The Turpan Basin, in Xinjiang Uygur Autonomous Region, is the hottest and driest area in China. Water is precious in this arid place, anciently called “Land of Fire”.
The 600,000 residents in the Basin, mostly Uygurs, have traditionally relied on water from the rivers that originate in the mountainous areas, or from ancient Karez water supply systems for irrigation of their crops and orchards. But with rapid economic growth in recent years, increasing consumption of water is exceeding supply and has led to severe groundwater over-exploitation.
Managing water resources better
To secure the area’s limited water supply, the Xinjiang Turpan Water Conservation Project supported by the World Bank, is helping improve water resources management there.
Since 2010, various measures have been adopted to bring about water savings, including rehabilitation of canals delivering water from reservoirs to water users downstream, a switch from furrow to drip irrigation, land leveling, and improved drainage.
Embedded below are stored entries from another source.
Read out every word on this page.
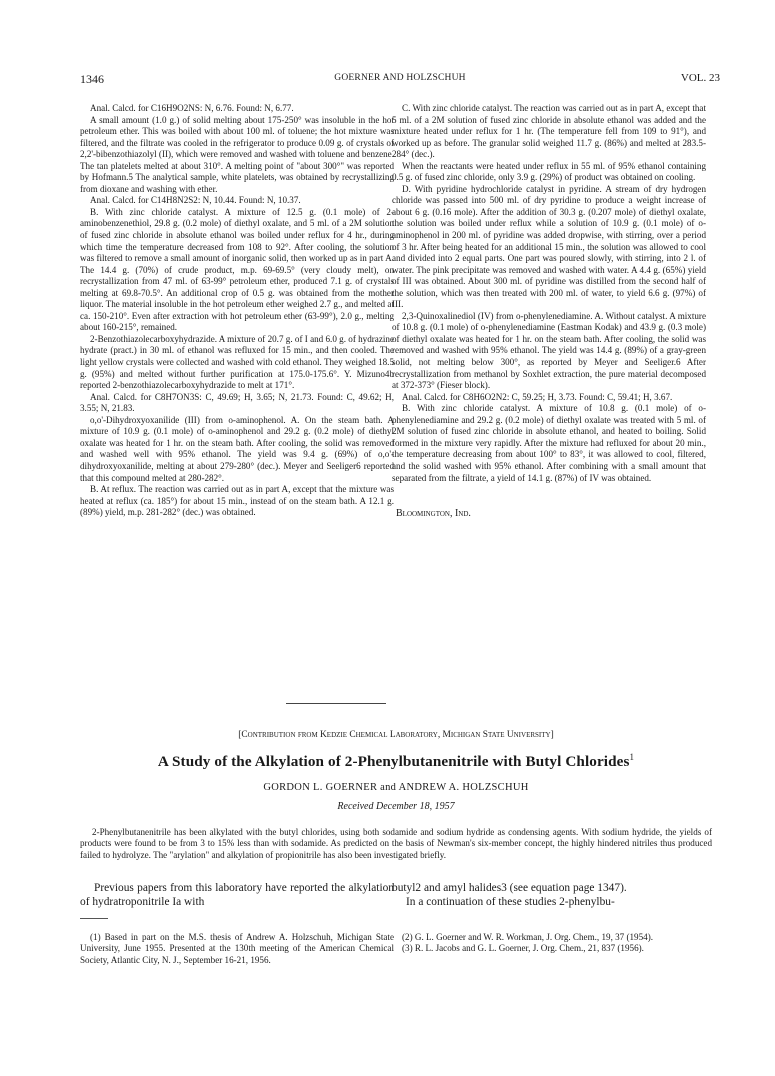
1346	GOERNER AND HOLZSCHUH	VOL. 23

Anal. Calcd. for C16H9O2NS: N, 6.76. Found: N, 6.77.

A small amount (1.0 g.) of solid melting about 175-250° was insoluble in the hot petroleum ether. This was boiled with about 100 ml. of toluene; the hot mixture was filtered, and the filtrate was cooled in the refrigerator to produce 0.09 g. of crystals of 2,2'-bibenzothiazolyl (II), which were removed and washed with toluene and benzene. The tan platelets melted at about 310°. A melting point of "about 300°" was reported by Hofmann.5 The analytical sample, white platelets, was obtained by recrystallizing from dioxane and washing with ether.

Anal. Calcd. for C14H8N2S2: N, 10.44. Found: N, 10.37.

B. With zinc chloride catalyst. A mixture of 12.5 g. (0.1 mole) of 2-aminobenzenethiol, 29.8 g. (0.2 mole) of diethyl oxalate, and 5 ml. of a 2M solution of fused zinc chloride in absolute ethanol was boiled under reflux for 4 hr., during which time the temperature decreased from 108 to 92°. After cooling, the solution was filtered to remove a small amount of inorganic solid, then worked up as in part A. The 14.4 g. (70%) of crude product, m.p. 69-69.5° (very cloudy melt), on recrystallization from 47 ml. of 63-99° petroleum ether, produced 7.1 g. of crystals melting at 69.8-70.5°. An additional crop of 0.5 g. was obtained from the mother liquor. The material insoluble in the hot petroleum ether weighed 2.7 g., and melted at ca. 150-210°. Even after extraction with hot petroleum ether (63-99°), 2.0 g., melting about 160-215°, remained.

2-Benzothiazolecarboxyhydrazide. A mixture of 20.7 g. of I and 6.0 g. of hydrazine hydrate (pract.) in 30 ml. of ethanol was refluxed for 15 min., and then cooled. The light yellow crystals were collected and washed with cold ethanol. They weighed 18.5 g. (95%) and melted without further purification at 175.0-175.6°. Y. Mizuno4b reported 2-benzothiazolecarboxyhydrazide to melt at 171°.

Anal. Calcd. for C8H7ON3S: C, 49.69; H, 3.65; N, 21.73. Found: C, 49.62; H, 3.55; N, 21.83.

o,o'-Dihydroxyoxanilide (III) from o-aminophenol. A. On the steam bath. A mixture of 10.9 g. (0.1 mole) of o-aminophenol and 29.2 g. (0.2 mole) of diethyl oxalate was heated for 1 hr. on the steam bath. After cooling, the solid was removed and washed well with 95% ethanol. The yield was 9.4 g. (69%) of o,o'-dihydroxyoxanilide, melting at about 279-280° (dec.). Meyer and Seeliger6 reported that this compound melted at 280-282°.

B. At reflux. The reaction was carried out as in part A, except that the mixture was heated at reflux (ca. 185°) for about 15 min., instead of on the steam bath. A 12.1 g. (89%) yield, m.p. 281-282° (dec.) was obtained.

C. With zinc chloride catalyst. The reaction was carried out as in part A, except that 5 ml. of a 2M solution of fused zinc chloride in absolute ethanol was added and the mixture heated under reflux for 1 hr. (The temperature fell from 109 to 91°), and worked up as before. The granular solid weighed 11.7 g. (86%) and melted at 283.5-284° (dec.).

When the reactants were heated under reflux in 55 ml. of 95% ethanol containing 0.5 g. of fused zinc chloride, only 3.9 g. (29%) of product was obtained on cooling.

D. With pyridine hydrochloride catalyst in pyridine. A stream of dry hydrogen chloride was passed into 500 ml. of dry pyridine to produce a weight increase of about 6 g. (0.16 mole). After the addition of 30.3 g. (0.207 mole) of diethyl oxalate, the solution was boiled under reflux while a solution of 10.9 g. (0.1 mole) of o-aminophenol in 200 ml. of pyridine was added dropwise, with stirring, over a period of 3 hr. After being heated for an additional 15 min., the solution was allowed to cool and divided into 2 equal parts. One part was poured slowly, with stirring, into 2 l. of water. The pink precipitate was removed and washed with water. A 4.4 g. (65%) yield of III was obtained. About 300 ml. of pyridine was distilled from the second half of the solution, which was then treated with 200 ml. of water, to yield 6.6 g. (97%) of III.

2,3-Quinoxalinediol (IV) from o-phenylenediamine. A. Without catalyst. A mixture of 10.8 g. (0.1 mole) of o-phenylenediamine (Eastman Kodak) and 43.9 g. (0.3 mole) of diethyl oxalate was heated for 1 hr. on the steam bath. After cooling, the solid was removed and washed with 95% ethanol. The yield was 14.4 g. (89%) of a gray-green solid, not melting below 300°, as reported by Meyer and Seeliger.6 After recrystallization from methanol by Soxhlet extraction, the pure material decomposed at 372-373° (Fieser block).

Anal. Calcd. for C8H6O2N2: C, 59.25; H, 3.73. Found: C, 59.41; H, 3.67.

B. With zinc chloride catalyst. A mixture of 10.8 g. (0.1 mole) of o-phenylenediamine and 29.2 g. (0.2 mole) of diethyl oxalate was treated with 5 ml. of 2M solution of fused zinc chloride in absolute ethanol, and heated to boiling. Solid formed in the mixture very rapidly. After the mixture had refluxed for about 20 min., the temperature decreasing from about 100° to 83°, it was allowed to cool, filtered, and the solid washed with 95% ethanol. After combining with a small amount that separated from the filtrate, a yield of 14.1 g. (87%) of IV was obtained.

Bloomington, Ind.

[Contribution from Kedzie Chemical Laboratory, Michigan State University]
A Study of the Alkylation of 2-Phenylbutanenitrile with Butyl Chlorides$^1$
GORDON L. GOERNER and ANDREW A. HOLZSCHUH
Received December 18, 1957

2-Phenylbutanenitrile has been alkylated with the butyl chlorides, using both sodamide and sodium hydride as condensing agents. With sodium hydride, the yields of products were found to be from 3 to 15% less than with sodamide. As predicted on the basis of Newman's six-member concept, the highly hindered nitriles thus produced failed to hydrolyze. The "arylation" and alkylation of propionitrile has also been investigated briefly.

Previous papers from this laboratory have reported the alkylation of hydratroponitrile Ia with

butyl2 and amyl halides3 (see equation page 1347).

In a continuation of these studies 2-phenylbu-

(1) Based in part on the M.S. thesis of Andrew A. Holzschuh, Michigan State University, June 1955. Presented at the 130th meeting of the American Chemical Society, Atlantic City, N. J., September 16-21, 1956.

(2) G. L. Goerner and W. R. Workman, J. Org. Chem., 19, 37 (1954).

(3) R. L. Jacobs and G. L. Goerner, J. Org. Chem., 21, 837 (1956).
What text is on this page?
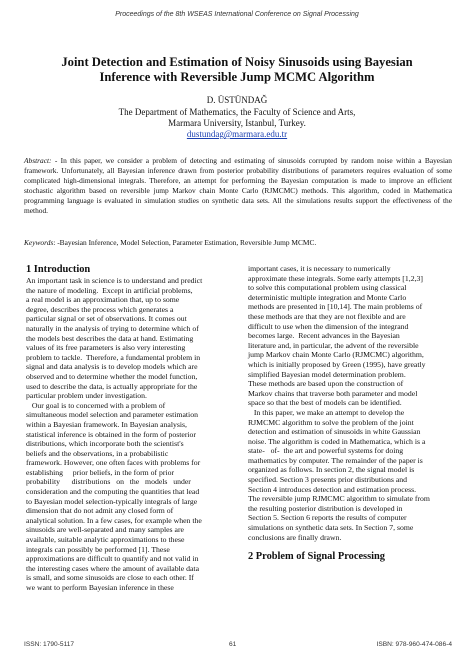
Proceedings of the 8th WSEAS International Conference on Signal Processing
Joint Detection and Estimation of Noisy Sinusoids using Bayesian Inference with Reversible Jump MCMC Algorithm
D. ÜSTÜNDAĞ
The Department of Mathematics, the Faculty of Science and Arts,
Marmara University, Istanbul, Turkey.
dustundag@marmara.edu.tr

Abstract: - In this paper, we consider a problem of detecting and estimating of sinusoids corrupted by random noise within a Bayesian framework. Unfortunately, all Bayesian inference drawn from posterior probability distributions of parameters requires evaluation of some complicated high-dimensional integrals. Therefore, an attempt for performing the Bayesian computation is made to improve an efficient stochastic algorithm based on reversible jump Markov chain Monte Carlo (RJMCMC) methods. This algorithm, coded in Mathematica programming language is evaluated in simulation studies on synthetic data sets. All the simulations results support the effectiveness of the method.

Keywords: -Bayesian Inference, Model Selection, Parameter Estimation, Reversible Jump MCMC.

1 Introduction
An important task in science is to understand and predict
the nature of modeling.  Except in artificial problems,
a real model is an approximation that, up to some
degree, describes the process which generates a
particular signal or set of observations. It comes out
naturally in the analysis of trying to determine which of
the models best describes the data at hand. Estimating
values of its free parameters is also very interesting
problem to tackle.  Therefore, a fundamental problem in
signal and data analysis is to develop models which are
observed and to determine whether the model function,
used to describe the data, is actually appropriate for the
particular problem under investigation.
Our goal is to concerned with a problem of
simultaneous model selection and parameter estimation
within a Bayesian framework. In Bayesian analysis,
statistical inference is obtained in the form of posterior
distributions, which incorporate both the scientist's
beliefs and the observations, in a probabilistic
framework. However, one often faces with problems for
establishing     prior beliefs, in the form of prior
probability      distributions   on   the   models   under
consideration and the computing the quantities that lead
to Bayesian model selection-typically integrals of large
dimension that do not admit any closed form of
analytical solution. In a few cases, for example when the
sinusoids are well-separated and many samples are
available, suitable analytic approximations to these
integrals can possibly be performed [1]. These
approximations are difficult to quantify and not valid in
the interesting cases where the amount of available data
is small, and some sinusoids are close to each other. If
we want to perform Bayesian inference in these
important cases, it is necessary to numerically
approximate these integrals. Some early attempts [1,2,3]
to solve this computational problem using classical
deterministic multiple integration and Monte Carlo
methods are presented in [10,14]. The main problems of
these methods are that they are not flexible and are
difficult to use when the dimension of the integrand
becomes large.  Recent advances in the Bayesian
literature and, in particular, the advent of the reversible
jump Markov chain Monte Carlo (RJMCMC) algorithm,
which is initially proposed by Green (1995), have greatly
simplified Bayesian model determination problem.
These methods are based upon the construction of
Markov chains that traverse both parameter and model
space so that the best of models can be identified.
In this paper, we make an attempt to develop the
RJMCMC algorithm to solve the problem of the joint
detection and estimation of sinusoids in white Gaussian
noise. The algorithm is coded in Mathematica, which is a
state-   of-  the art and powerful systems for doing
mathematics by computer. The remainder of the paper is
organized as follows. In section 2, the signal model is
specified. Section 3 presents prior distributions and
Section 4 introduces detection and estimation process.
The reversible jump RJMCMC algorithm to simulate from
the resulting posterior distribution is developed in
Section 5. Section 6 reports the results of computer
simulations on synthetic data sets. In Section 7, some
conclusions are finally drawn.
2 Problem of Signal Processing
ISSN: 1790-5117	61	ISBN: 978-960-474-086-4
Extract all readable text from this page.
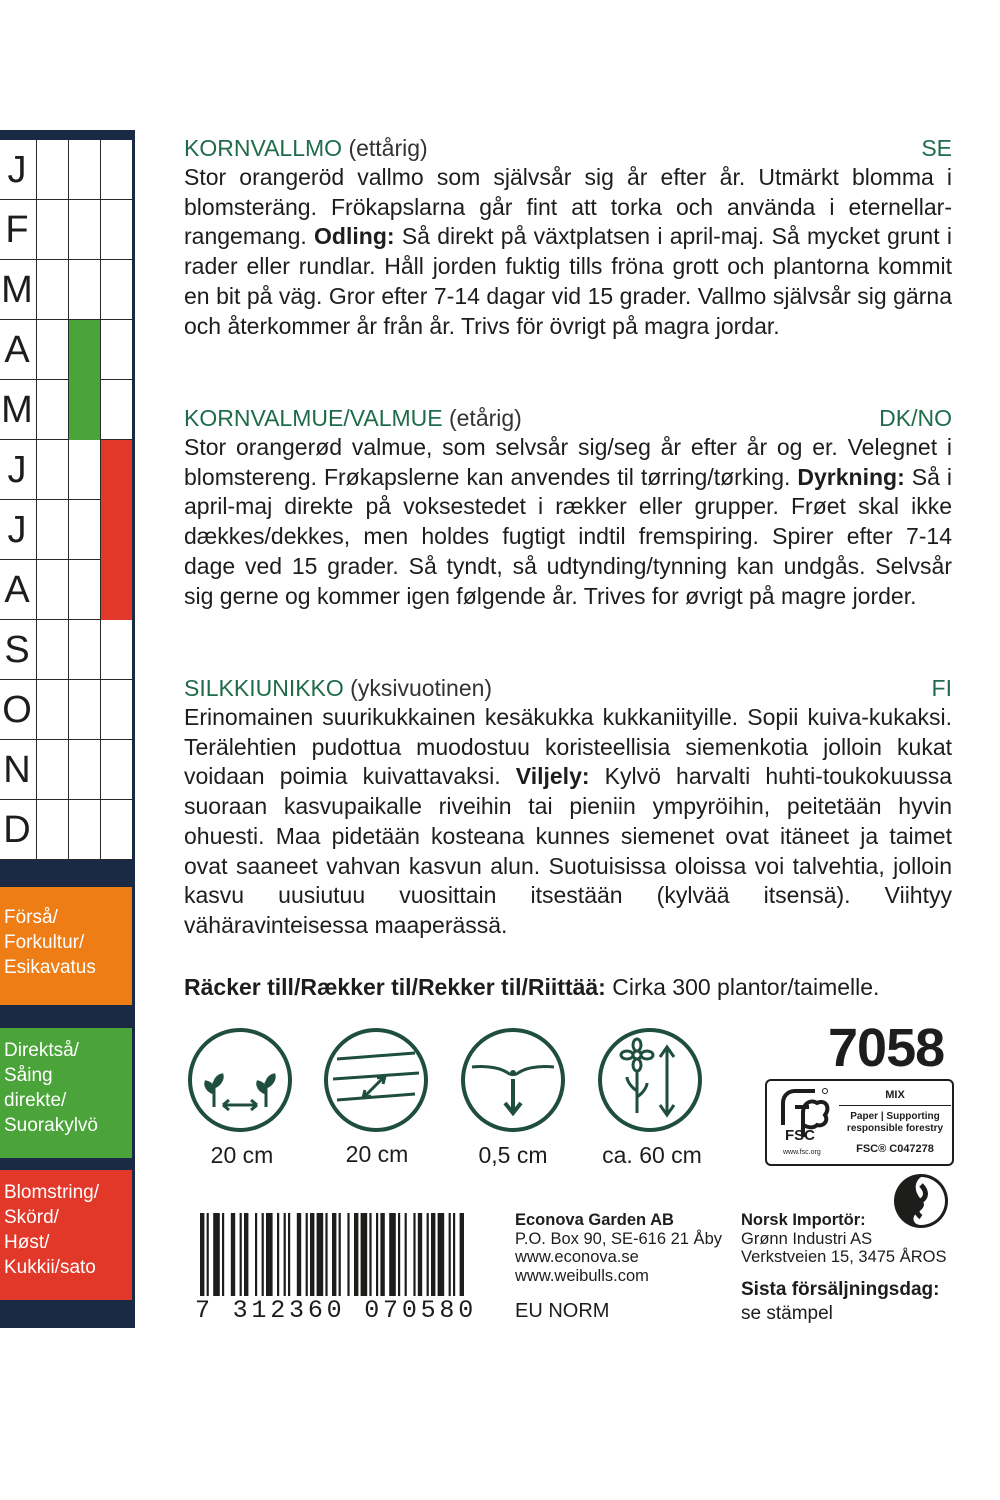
J
F
M
A
M
J
J
A
S
O
N
D
Förså/
Forkultur/
Esikavatus
Direktså/
Såing
direkte/
Suorakylvö
Blomstring/
Skörd/
Høst/
Kukkii/sato
KORNVALLMO (ettårig)	SE
Stor orangeröd vallmo som självsår sig år efter år. Utmärkt blomma i blomsteräng. Frökapslarna går fint att torka och använda i eternellar-rangemang. Odling: Så direkt på växtplatsen i april-maj. Så mycket grunt i rader eller rundlar. Håll jorden fuktig tills fröna grott och plantorna kommit en bit på väg. Gror efter 7-14 dagar vid 15 grader. Vallmo självsår sig gärna och återkommer år från år. Trivs för övrigt på magra jordar.
KORNVALMUE/VALMUE (etårig)	DK/NO
Stor orangerød valmue, som selvsår sig/seg år efter år og er. Velegnet i blomstereng. Frøkapslerne kan anvendes til tørring/tørking. Dyrkning: Så i april-maj direkte på voksestedet i rækker eller grupper. Frøet skal ikke dækkes/dekkes, men holdes fugtigt indtil fremspiring. Spirer efter 7-14 dage ved 15 grader. Så tyndt, så udtynding/tynning kan undgås. Selvsår sig gerne og kommer igen følgende år. Trives for øvrigt på magre jorder.
SILKKIUNIKKO (yksivuotinen)	FI
Erinomainen suurikukkainen kesäkukka kukkaniityille. Sopii kuiva-kukaksi. Terälehtien pudottua muodostuu koristeellisia siemenkotia jolloin kukat voidaan poimia kuivattavaksi. Viljely: Kylvö harvalti huhti-toukokuussa suoraan kasvupaikalle riveihin tai pieniin ympyröihin, peitetään hyvin ohuesti. Maa pidetään kosteana kunnes siemenet ovat itäneet ja taimet ovat saaneet vahvan kasvun alun. Suotuisissa oloissa voi talvehtia, jolloin kasvu uusiutuu vuosittain itsestään (kylvää itsensä). Viihtyy vähäravinteisessa maaperässä.
Räcker till/Rækker til/Rekker til/Riittää: Cirka 300 plantor/taimelle.
20 cm	20 cm	0,5 cm	ca. 60 cm
7058
FSC
www.fsc.org
MIX
Paper | Supporting
responsible forestry
FSC® C047278
7 312360 070580
Econova Garden AB
P.O. Box 90, SE-616 21 Åby
www.econova.se
www.weibulls.com
EU NORM
Norsk Importör:
Grønn Industri AS
Verkstveien 15, 3475 ÅROS
Sista försäljningsdag:
se stämpel
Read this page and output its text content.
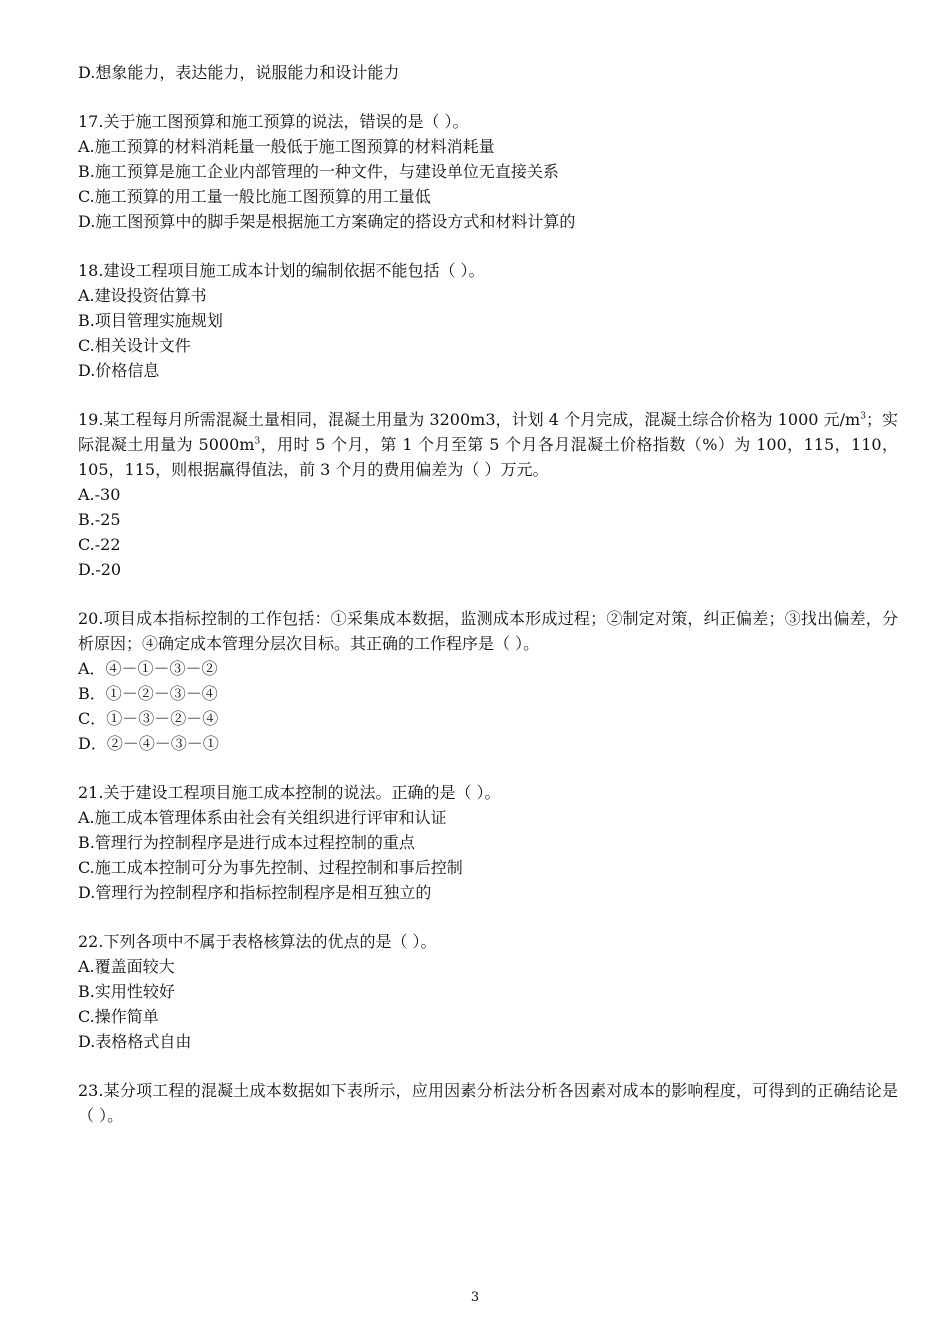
D.想象能力，表达能力，说服能力和设计能力
17.关于施工图预算和施工预算的说法，错误的是（ ）。
A.施工预算的材料消耗量一般低于施工图预算的材料消耗量
B.施工预算是施工企业内部管理的一种文件，与建设单位无直接关系
C.施工预算的用工量一般比施工图预算的用工量低
D.施工图预算中的脚手架是根据施工方案确定的搭设方式和材料计算的
18.建设工程项目施工成本计划的编制依据不能包括（ ）。
A.建设投资估算书
B.项目管理实施规划
C.相关设计文件
D.价格信息
19.某工程每月所需混凝土量相同，混凝土用量为 3200m3，计划 4 个月完成，混凝土综合价格为 1000 元$/m^3$；实际混凝土用量为 $5000m^3$，用时 5 个月，第 1 个月至第 5 个月各月混凝土价格指数（%）为 100，115，110，105，115，则根据赢得值法，前 3 个月的费用偏差为（ ）万元。
A.-30
B.-25
C.-22
D.-20
20.项目成本指标控制的工作包括：①采集成本数据，监测成本形成过程；②制定对策，纠正偏差；③找出偏差，分析原因；④确定成本管理分层次目标。其正确的工作程序是（ ）。
A．④－①－③－②
B．①－②－③－④
C．①－③－②－④
D．②－④－③－①
21.关于建设工程项目施工成本控制的说法。正确的是（ ）。
A.施工成本管理体系由社会有关组织进行评审和认证
B.管理行为控制程序是进行成本过程控制的重点
C.施工成本控制可分为事先控制、过程控制和事后控制
D.管理行为控制程序和指标控制程序是相互独立的
22.下列各项中不属于表格核算法的优点的是（ ）。
A.覆盖面较大
B.实用性较好
C.操作简单
D.表格格式自由
23.某分项工程的混凝土成本数据如下表所示，应用因素分析法分析各因素对成本的影响程度，可得到的正确结论是（ ）。
3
The World Bank and local government are also piloting various innovative real water-saving approaches in the project. Specifically, an evapotranspiration-based integrated water management system has been introduced for the assessment, planning and allocation of water for consumptive use, supported by the world’s latest remote sensing technology on evapotranspiration measurement.
“We use state-of-art remote sensing technologies to monitor water consumption in this area, including the data collected by satellite Ziyuan III. With them, we are able to monitor accurately the water consumption of each parcel of land and differentiation in water consumption within each parcel,” said Dr. Wu Bingfang, with the Institute of Remote Sensing and Digital Earth under the Chinese Academy of Sciences.
“Monitoring of water consumption helps farmers plan their irrigation properly, which will improve the quality of fruit they grow and thus increase their income,” he said.
Thanks to these measures, Abdul Hemudul and Gulnisahan Yimit, grape farmers in Turpan, are reaping the benefits.
“Before, half of the grapes grown in my village dried up before going ripe because of water shortage,” said Hemudul. “Now, with better management and smarter irrigation, we no longer worry about it.”
Gulnisahan Yimit said that this year she was able to irrigate her grape farm three times more than last year.
“We have more drinking water as well,” she added.
Turpan produces some of the sweetest fruit in the country – grapes, melons, pears, apricots, peaches…For fruit growers, better water resources management has brought not only increased water supply but also increased income.
“The income of my family grew 30% this year. I know other villagers also had an income increase. We are all very happy,” said Hemudul with a smile.